Case | HBS Case Collection | November 2009 (Revised July 2011)

International Lobbying and The Dow Chemical Company (A)

by Arthur A. Daemmrich

Abstract

This case explores company strategy, business-government relations, and collective action challenges associated with international and domestic lobbying regarding regulation of the chemical industry. In the fall of 2006, a five-year legislative process for a major new law regulating chemicals in the European Union appeared to be nearing its conclusion. REACH—the Registration, Evaluation, Authorization, and Restriction of Chemicals—would create a new European Chemicals Agency, require companies to submit testing data on existing and new compounds, and restrict the manufacture of hazardous substances. Andrew Liveris, CEO of the Dow Chemical Company, has to decide whether the company should engage in direct discussions with the European Parliament and Commission, with the implication that the company can influence the regulations but also would have to support the final outcome.
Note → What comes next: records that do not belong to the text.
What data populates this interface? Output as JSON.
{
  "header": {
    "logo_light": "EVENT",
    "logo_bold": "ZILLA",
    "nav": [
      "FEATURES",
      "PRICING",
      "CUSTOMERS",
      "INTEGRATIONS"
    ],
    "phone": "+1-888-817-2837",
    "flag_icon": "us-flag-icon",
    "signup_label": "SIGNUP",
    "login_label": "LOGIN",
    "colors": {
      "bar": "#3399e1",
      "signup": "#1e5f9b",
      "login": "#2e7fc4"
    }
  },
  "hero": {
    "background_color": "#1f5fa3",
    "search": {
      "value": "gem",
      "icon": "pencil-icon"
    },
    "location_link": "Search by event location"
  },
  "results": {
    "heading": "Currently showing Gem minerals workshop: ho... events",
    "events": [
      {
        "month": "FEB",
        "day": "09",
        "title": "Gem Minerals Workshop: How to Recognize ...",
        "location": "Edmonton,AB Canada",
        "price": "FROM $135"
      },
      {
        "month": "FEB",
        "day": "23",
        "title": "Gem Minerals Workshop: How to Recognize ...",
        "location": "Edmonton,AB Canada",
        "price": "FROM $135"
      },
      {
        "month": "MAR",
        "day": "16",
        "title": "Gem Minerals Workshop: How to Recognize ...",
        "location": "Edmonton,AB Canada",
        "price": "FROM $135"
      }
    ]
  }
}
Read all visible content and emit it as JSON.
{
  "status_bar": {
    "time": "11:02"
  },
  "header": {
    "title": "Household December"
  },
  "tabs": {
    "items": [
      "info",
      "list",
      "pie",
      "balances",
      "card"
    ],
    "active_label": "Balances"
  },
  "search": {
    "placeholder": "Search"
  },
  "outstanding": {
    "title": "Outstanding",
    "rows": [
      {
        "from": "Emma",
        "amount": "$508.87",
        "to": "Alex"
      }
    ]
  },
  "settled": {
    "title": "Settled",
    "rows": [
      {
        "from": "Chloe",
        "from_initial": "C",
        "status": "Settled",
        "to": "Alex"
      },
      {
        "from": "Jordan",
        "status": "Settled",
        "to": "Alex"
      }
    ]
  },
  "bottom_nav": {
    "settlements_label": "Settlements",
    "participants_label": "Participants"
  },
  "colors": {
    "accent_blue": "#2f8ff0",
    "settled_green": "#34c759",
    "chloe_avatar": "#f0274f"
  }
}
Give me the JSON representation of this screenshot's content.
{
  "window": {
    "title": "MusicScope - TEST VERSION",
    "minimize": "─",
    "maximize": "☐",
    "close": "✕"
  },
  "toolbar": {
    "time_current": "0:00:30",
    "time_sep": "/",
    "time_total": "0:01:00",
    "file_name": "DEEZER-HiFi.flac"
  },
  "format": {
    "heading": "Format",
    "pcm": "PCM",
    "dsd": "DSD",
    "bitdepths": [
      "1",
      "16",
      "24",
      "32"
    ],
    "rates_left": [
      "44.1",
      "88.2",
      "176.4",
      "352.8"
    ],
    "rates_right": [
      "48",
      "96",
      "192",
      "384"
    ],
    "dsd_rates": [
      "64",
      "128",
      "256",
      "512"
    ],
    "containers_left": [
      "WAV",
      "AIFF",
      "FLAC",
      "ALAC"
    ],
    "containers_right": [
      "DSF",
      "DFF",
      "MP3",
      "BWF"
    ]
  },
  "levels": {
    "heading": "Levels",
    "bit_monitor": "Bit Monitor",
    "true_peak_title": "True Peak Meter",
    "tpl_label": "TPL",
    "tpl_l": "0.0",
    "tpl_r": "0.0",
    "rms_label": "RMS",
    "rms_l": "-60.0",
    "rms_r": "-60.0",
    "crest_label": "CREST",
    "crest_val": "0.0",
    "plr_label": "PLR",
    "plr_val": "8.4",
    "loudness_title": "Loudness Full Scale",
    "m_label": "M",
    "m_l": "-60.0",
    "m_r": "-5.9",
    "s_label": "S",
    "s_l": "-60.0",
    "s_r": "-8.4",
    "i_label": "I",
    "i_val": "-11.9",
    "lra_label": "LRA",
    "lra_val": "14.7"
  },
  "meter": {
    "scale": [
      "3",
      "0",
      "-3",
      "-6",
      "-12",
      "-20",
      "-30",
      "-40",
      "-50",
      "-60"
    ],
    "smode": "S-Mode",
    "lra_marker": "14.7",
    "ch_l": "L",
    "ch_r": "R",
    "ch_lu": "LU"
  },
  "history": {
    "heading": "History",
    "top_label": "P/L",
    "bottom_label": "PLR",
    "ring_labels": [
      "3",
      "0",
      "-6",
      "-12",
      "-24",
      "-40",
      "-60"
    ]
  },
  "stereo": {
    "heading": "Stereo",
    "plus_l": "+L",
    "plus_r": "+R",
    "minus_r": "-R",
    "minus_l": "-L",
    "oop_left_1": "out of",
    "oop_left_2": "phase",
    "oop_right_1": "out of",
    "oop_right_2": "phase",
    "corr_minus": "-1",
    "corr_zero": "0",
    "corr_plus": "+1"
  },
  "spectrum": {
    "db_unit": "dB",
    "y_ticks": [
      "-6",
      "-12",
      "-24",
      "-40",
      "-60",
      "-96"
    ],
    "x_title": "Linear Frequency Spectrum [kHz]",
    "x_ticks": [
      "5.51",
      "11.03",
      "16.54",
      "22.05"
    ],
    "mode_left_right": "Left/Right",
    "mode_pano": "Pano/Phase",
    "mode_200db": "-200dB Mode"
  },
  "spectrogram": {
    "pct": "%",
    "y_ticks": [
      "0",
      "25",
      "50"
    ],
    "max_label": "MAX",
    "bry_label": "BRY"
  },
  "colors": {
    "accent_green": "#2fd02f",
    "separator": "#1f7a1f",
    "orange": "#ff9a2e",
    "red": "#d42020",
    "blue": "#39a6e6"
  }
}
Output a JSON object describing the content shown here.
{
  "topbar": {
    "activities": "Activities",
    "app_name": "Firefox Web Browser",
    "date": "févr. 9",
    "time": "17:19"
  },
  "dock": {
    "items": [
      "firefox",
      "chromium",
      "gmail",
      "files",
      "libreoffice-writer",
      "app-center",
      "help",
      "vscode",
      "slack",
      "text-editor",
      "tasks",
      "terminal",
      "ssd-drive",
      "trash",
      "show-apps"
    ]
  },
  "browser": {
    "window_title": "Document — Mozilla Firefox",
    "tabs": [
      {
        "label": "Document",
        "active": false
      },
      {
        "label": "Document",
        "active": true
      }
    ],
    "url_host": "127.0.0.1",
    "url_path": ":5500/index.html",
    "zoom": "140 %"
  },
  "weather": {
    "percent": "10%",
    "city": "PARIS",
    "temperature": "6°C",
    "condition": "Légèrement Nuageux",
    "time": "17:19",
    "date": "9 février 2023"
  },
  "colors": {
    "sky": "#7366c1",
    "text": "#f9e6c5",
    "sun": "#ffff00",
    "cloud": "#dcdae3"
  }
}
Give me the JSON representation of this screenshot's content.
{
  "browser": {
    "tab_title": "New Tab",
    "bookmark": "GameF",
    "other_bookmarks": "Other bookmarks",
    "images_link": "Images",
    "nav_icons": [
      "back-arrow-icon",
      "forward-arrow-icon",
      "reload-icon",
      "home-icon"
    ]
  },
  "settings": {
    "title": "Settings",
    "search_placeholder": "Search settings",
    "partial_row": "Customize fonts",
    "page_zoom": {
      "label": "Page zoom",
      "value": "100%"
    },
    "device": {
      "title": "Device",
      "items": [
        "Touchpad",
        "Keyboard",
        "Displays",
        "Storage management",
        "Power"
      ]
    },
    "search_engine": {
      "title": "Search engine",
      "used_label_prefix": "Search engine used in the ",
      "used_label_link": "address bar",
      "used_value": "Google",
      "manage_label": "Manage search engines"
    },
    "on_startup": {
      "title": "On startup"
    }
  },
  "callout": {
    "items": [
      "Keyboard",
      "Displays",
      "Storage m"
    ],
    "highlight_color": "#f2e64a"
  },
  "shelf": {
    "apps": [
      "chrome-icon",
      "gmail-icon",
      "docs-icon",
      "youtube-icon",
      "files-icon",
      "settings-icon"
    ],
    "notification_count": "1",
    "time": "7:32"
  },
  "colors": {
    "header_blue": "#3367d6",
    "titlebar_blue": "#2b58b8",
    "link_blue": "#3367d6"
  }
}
The case summarizes Dow's history, competitive dynamics in the sector, and regulation of the chemical industry before describing the REACH legislative process and various approaches to lobbying used by chemical companies, trade groups, and environmental NGOs.

Keywords: Governing Rules, Regulations, and Reforms; Government Legislation; Business and Government Relations; Power and Influence; Competitive Advantage; Corporate Strategy; Chemical Industry; Manufacturing Industry; Europe;

Citation:

Daemmrich, Arthur A. "International Lobbying and The Dow Chemical Company (A)." Harvard Business School Case 710-027, November 2009. (Revised July 2011.)